Thursday, January 14, 2016

The misery of an alienated puppet

Charlie Kaufman's Anomalisa makes the ordinary seem odd.

In Anomalisa, directors Charlie Kaufman and Duke Johnson immerse us in an environment so insistently ordinary, it almost becomes banal.

Almost everything about Anomalisa has the feel of dreary mundanity: an airplane's interior, the back seat of a taxi cab, a hotel room that's indistinguishable from thousands of other hotel rooms, and a hotel bar that's depressingly generic.

Enter Michael, an expert in customer service who has traveled from Los Angeles to Cincinnati to give a talk about how those who communicate with customers via the phone can improve their work. As the author of How May I Help You Help Them -- a bible in the field of customer relations -- Michael seems well-qualified for the job.

It doesn't take long before we realize that Michael is a spiritually exhausted British transplant. Mired in a marriage that no longer sparks his interest, Michael has a young son he'd rather not talk to when he calls home. His wife ignores his objections, and puts the boy on the phone. Rather desperately, he calls the kid "slugger."

Oops. I forgot something important. Did I mention that Michael is a puppet and that everything in Anomalisa results from stop-action animation that Kaufman and Johnson filmed with scale models? Michael (and the rest of the puppet characters) look as if they're wearing masks; visible seams make it appear as if their faces are composed of replaceable modular part.

More than half of Kaufman's achievement involves making puppets into credible characters. Puppetry gives the movie -- derived from a play that Kaufman wrote -- a strangely insulated air, as if everything we're watching has been hermetically sealed inside a diorama.

Kaufman's characters feel real and unreal at the same time, a feeling that's reinforced when the movie veers off into one of Michael's dreams.

No one should be surprised that Kaufman, who wrote Eternal Sunshine of the Spotless Mind, Being John Malkovich and Adaptation and who directed Synecdoche, New York, includes touches that don't always add up, that he presents an explicit puppet sex scene (yes, it works) or that all the film's characters, aside from Michael (David Thewlis) and Lisa (Jennifer Jason Leigh), are voiced by Tom Noonan.

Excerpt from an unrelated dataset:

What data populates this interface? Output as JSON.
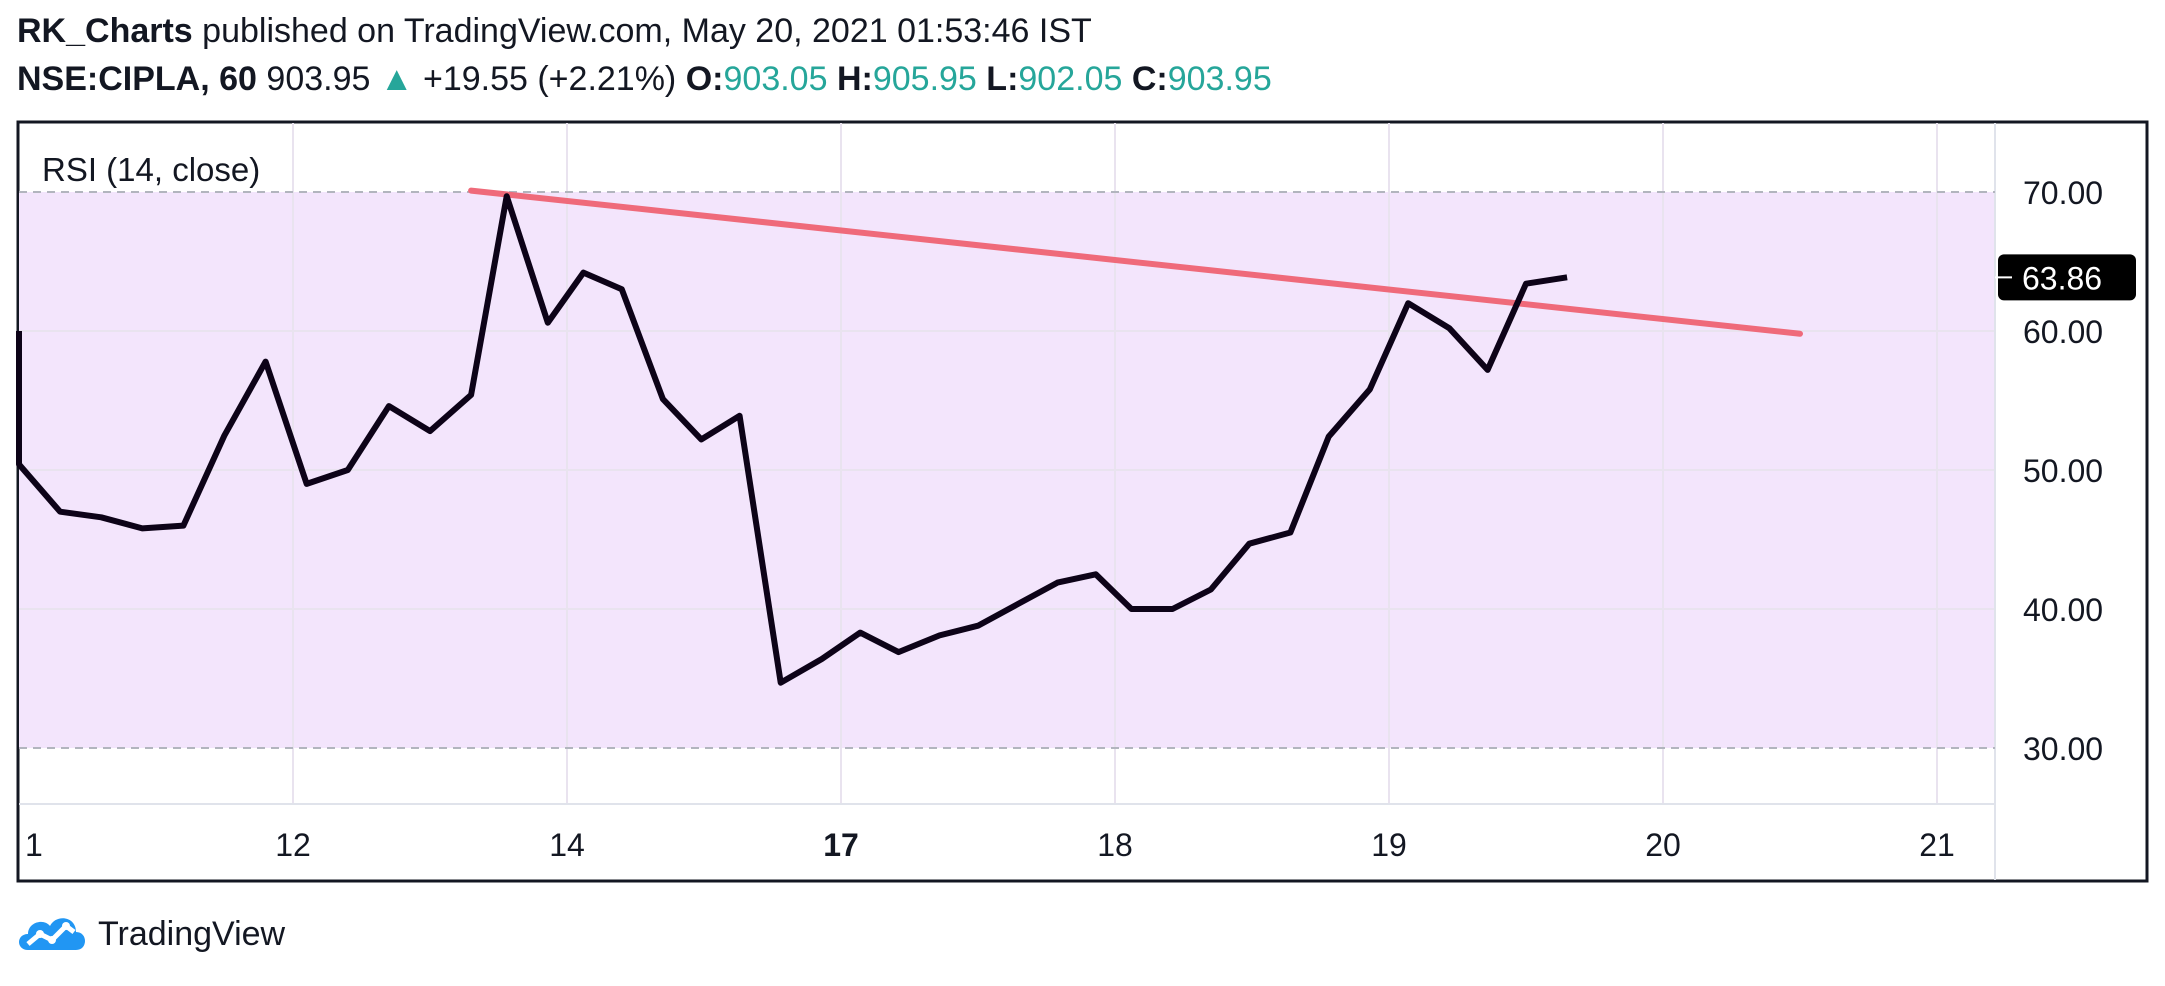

There's a point to that, I suppose. For Michael, everyone speaks in the same voice; the world has become one lengthy smorgasbord of undifferentiated boredom.

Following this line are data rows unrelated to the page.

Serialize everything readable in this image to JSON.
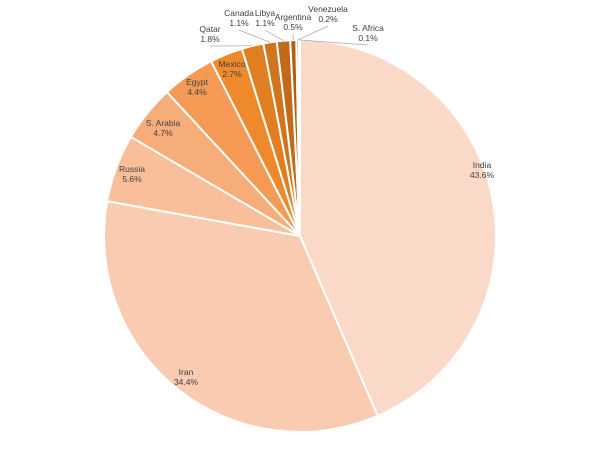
{
  "chart_data": {
    "type": "pie",
    "title": "",
    "start": "12 o'clock, clockwise",
    "slices": [
      {
        "label": "India",
        "value": 43.6,
        "value_label": "43.6%",
        "color": "#fbd9c9"
      },
      {
        "label": "Iran",
        "value": 34.4,
        "value_label": "34.4%",
        "color": "#f9ccb2"
      },
      {
        "label": "Russia",
        "value": 5.6,
        "value_label": "5.6%",
        "color": "#f8bf9a"
      },
      {
        "label": "S. Arabia",
        "value": 4.7,
        "value_label": "4.7%",
        "color": "#f6ad7a"
      },
      {
        "label": "Egypt",
        "value": 4.4,
        "value_label": "4.4%",
        "color": "#f49a54"
      },
      {
        "label": "Mexico",
        "value": 2.7,
        "value_label": "2.7%",
        "color": "#ee8a2c"
      },
      {
        "label": "Qatar",
        "value": 1.8,
        "value_label": "1.8%",
        "color": "#e07e22"
      },
      {
        "label": "Canada",
        "value": 1.1,
        "value_label": "1.1%",
        "color": "#d2741d"
      },
      {
        "label": "Libya",
        "value": 1.1,
        "value_label": "1.1%",
        "color": "#c26a1a"
      },
      {
        "label": "Argentina",
        "value": 0.5,
        "value_label": "0.5%",
        "color": "#b05f16"
      },
      {
        "label": "Venezuela",
        "value": 0.2,
        "value_label": "0.2%",
        "color": "#9a5313"
      },
      {
        "label": "S. Africa",
        "value": 0.1,
        "value_label": "0.1%",
        "color": "#854710"
      }
    ]
  }
}
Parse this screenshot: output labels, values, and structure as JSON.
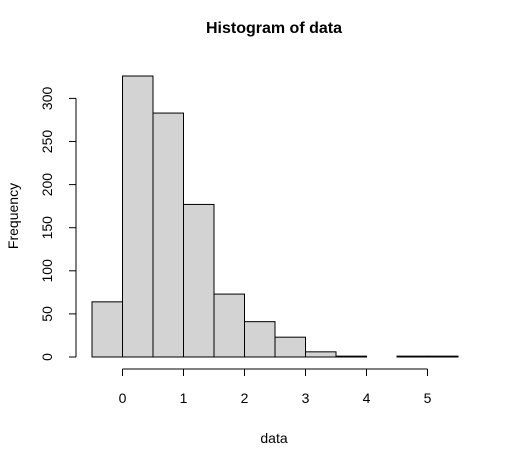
{
  "chart_data": {
    "type": "bar",
    "title": "Histogram of data",
    "xlabel": "data",
    "ylabel": "Frequency",
    "bin_width": 0.5,
    "bins": [
      {
        "start": -0.5,
        "end": 0.0,
        "count": 64
      },
      {
        "start": 0.0,
        "end": 0.5,
        "count": 326
      },
      {
        "start": 0.5,
        "end": 1.0,
        "count": 283
      },
      {
        "start": 1.0,
        "end": 1.5,
        "count": 177
      },
      {
        "start": 1.5,
        "end": 2.0,
        "count": 73
      },
      {
        "start": 2.0,
        "end": 2.5,
        "count": 41
      },
      {
        "start": 2.5,
        "end": 3.0,
        "count": 23
      },
      {
        "start": 3.0,
        "end": 3.5,
        "count": 6
      },
      {
        "start": 3.5,
        "end": 4.0,
        "count": 1
      },
      {
        "start": 4.0,
        "end": 4.5,
        "count": 0
      },
      {
        "start": 4.5,
        "end": 5.0,
        "count": 1
      },
      {
        "start": 5.0,
        "end": 5.5,
        "count": 1
      }
    ],
    "xlim": [
      -0.5,
      5.5
    ],
    "ylim": [
      0,
      326
    ],
    "x_ticks": [
      0,
      1,
      2,
      3,
      4,
      5
    ],
    "y_ticks": [
      0,
      50,
      100,
      150,
      200,
      250,
      300
    ],
    "bar_fill": "#d3d3d3",
    "bar_stroke": "#000000",
    "grid": false
  }
}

After a disastrous meeting with a former girlfriend, Michael discovers Lisa. He considers Lisa an anomaly; she seems alive in a way that can't be squelched either by the hotel's airless monotony or the existential mush of Michael's life. He concocts an exotic name for her, Anomalisa, part anomaly and part Lisa. Ergo, the movie's title.

Lisa has a scarred face, and she hides the scar by drooping her hair over it. She badly needs an affirming experience, but she's not defenseless. She seems able to handle a sexual encounter with Michael, even if it doesn't go beyond a one-night stand. She'll take what she can get.

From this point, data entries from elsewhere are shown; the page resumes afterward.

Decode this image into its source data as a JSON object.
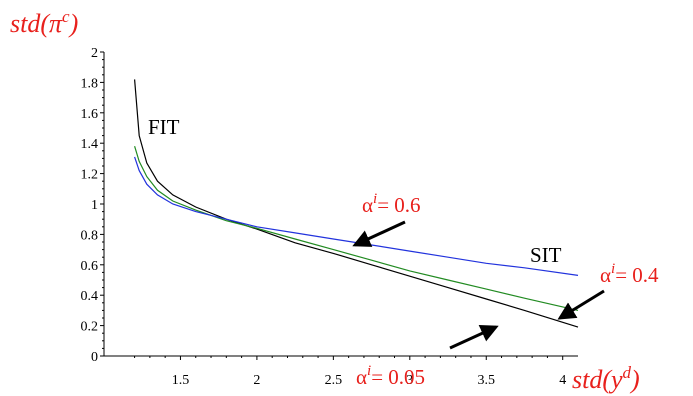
{
  "chart_data": {
    "type": "line",
    "x_axis": {
      "ticks": [
        "1.5",
        "2",
        "2.5",
        "3",
        "3.5",
        "4"
      ],
      "tick_values": [
        1.5,
        2,
        2.5,
        3,
        3.5,
        4
      ],
      "range": [
        1.0,
        4.1
      ],
      "label_base": "std(y",
      "label_sup": "d",
      "label_close": ")"
    },
    "y_axis": {
      "ticks": [
        "0",
        "0.2",
        "0.4",
        "0.6",
        "0.8",
        "1",
        "1.2",
        "1.4",
        "1.6",
        "1.8",
        "2"
      ],
      "tick_values": [
        0,
        0.2,
        0.4,
        0.6,
        0.8,
        1,
        1.2,
        1.4,
        1.6,
        1.8,
        2
      ],
      "range": [
        0,
        2
      ],
      "label_base": "std(π",
      "label_sup": "c",
      "label_close": ")"
    },
    "series": [
      {
        "key": "a005",
        "color": "#000000",
        "points": [
          [
            1.2,
            1.82
          ],
          [
            1.23,
            1.45
          ],
          [
            1.28,
            1.27
          ],
          [
            1.35,
            1.15
          ],
          [
            1.45,
            1.06
          ],
          [
            1.6,
            0.98
          ],
          [
            1.8,
            0.9
          ],
          [
            2.0,
            0.835
          ],
          [
            2.25,
            0.745
          ],
          [
            2.5,
            0.675
          ],
          [
            2.75,
            0.6
          ],
          [
            3.0,
            0.525
          ],
          [
            3.25,
            0.45
          ],
          [
            3.5,
            0.375
          ],
          [
            3.75,
            0.3
          ],
          [
            4.1,
            0.19
          ]
        ]
      },
      {
        "key": "a04",
        "color": "#228b22",
        "points": [
          [
            1.2,
            1.38
          ],
          [
            1.23,
            1.28
          ],
          [
            1.28,
            1.18
          ],
          [
            1.35,
            1.09
          ],
          [
            1.45,
            1.02
          ],
          [
            1.6,
            0.96
          ],
          [
            1.8,
            0.89
          ],
          [
            2.0,
            0.84
          ],
          [
            2.25,
            0.77
          ],
          [
            2.5,
            0.7
          ],
          [
            2.75,
            0.63
          ],
          [
            3.0,
            0.56
          ],
          [
            3.25,
            0.5
          ],
          [
            3.5,
            0.44
          ],
          [
            3.75,
            0.38
          ],
          [
            4.1,
            0.3
          ]
        ]
      },
      {
        "key": "a06",
        "color": "#2233dd",
        "points": [
          [
            1.2,
            1.31
          ],
          [
            1.23,
            1.22
          ],
          [
            1.28,
            1.13
          ],
          [
            1.35,
            1.06
          ],
          [
            1.45,
            1.0
          ],
          [
            1.6,
            0.95
          ],
          [
            1.8,
            0.9
          ],
          [
            2.0,
            0.85
          ],
          [
            2.25,
            0.81
          ],
          [
            2.5,
            0.77
          ],
          [
            2.75,
            0.73
          ],
          [
            3.0,
            0.69
          ],
          [
            3.25,
            0.65
          ],
          [
            3.5,
            0.61
          ],
          [
            3.75,
            0.58
          ],
          [
            4.1,
            0.53
          ]
        ]
      }
    ],
    "annotations": {
      "fit": "FIT",
      "sit": "SIT",
      "alpha_06": {
        "symbol": "α",
        "sup": "i",
        "text": "= 0.6"
      },
      "alpha_04": {
        "symbol": "α",
        "sup": "i",
        "text": "= 0.4"
      },
      "alpha_005": {
        "symbol": "α",
        "sup": "i",
        "text": "= 0.05"
      }
    },
    "grid": false,
    "legend": "none"
  }
}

In Lisa's world of lowered expectations, Michael qualifies as a celebrity. She's flattered by Michael's attentions, particularly when he chooses her over her traveling companion, a woman who's equally eager to sleep with this customer-relations genius.

For his part, Michael says he's fascinated by Lisa's voice, the only one in the movie that doesn't sound like every other voice. At one point, Lisa sings a song for Michael, "Girls Just Wanna Have Fun," and the moment hovers in a limbo between poignant and pathetic.

At other times, Michael seems ridiculously out-of-touch with reality. He stops at a shop that sells sex toys, a place recommended by a taxi driver who wrongly assumed that Michael was just another businessman looking for some on-the-road thrills.

Anomalisa serves up an odd mixture of the bland and the idiosyncratic, but what to make of it? Are we supposed to identify with Michael, abhor his selfishness or take him as a representative of some generalized male malaise?

I'm not sure, but Kaufman condemns Michael to the depressing existence of a man whose life is going nowhere and who seems to have succeeded only in spreading his misery.

Kaufman is a bona fide talent, but it's up to you to decide whether you want to become the company that Michael's misery loves.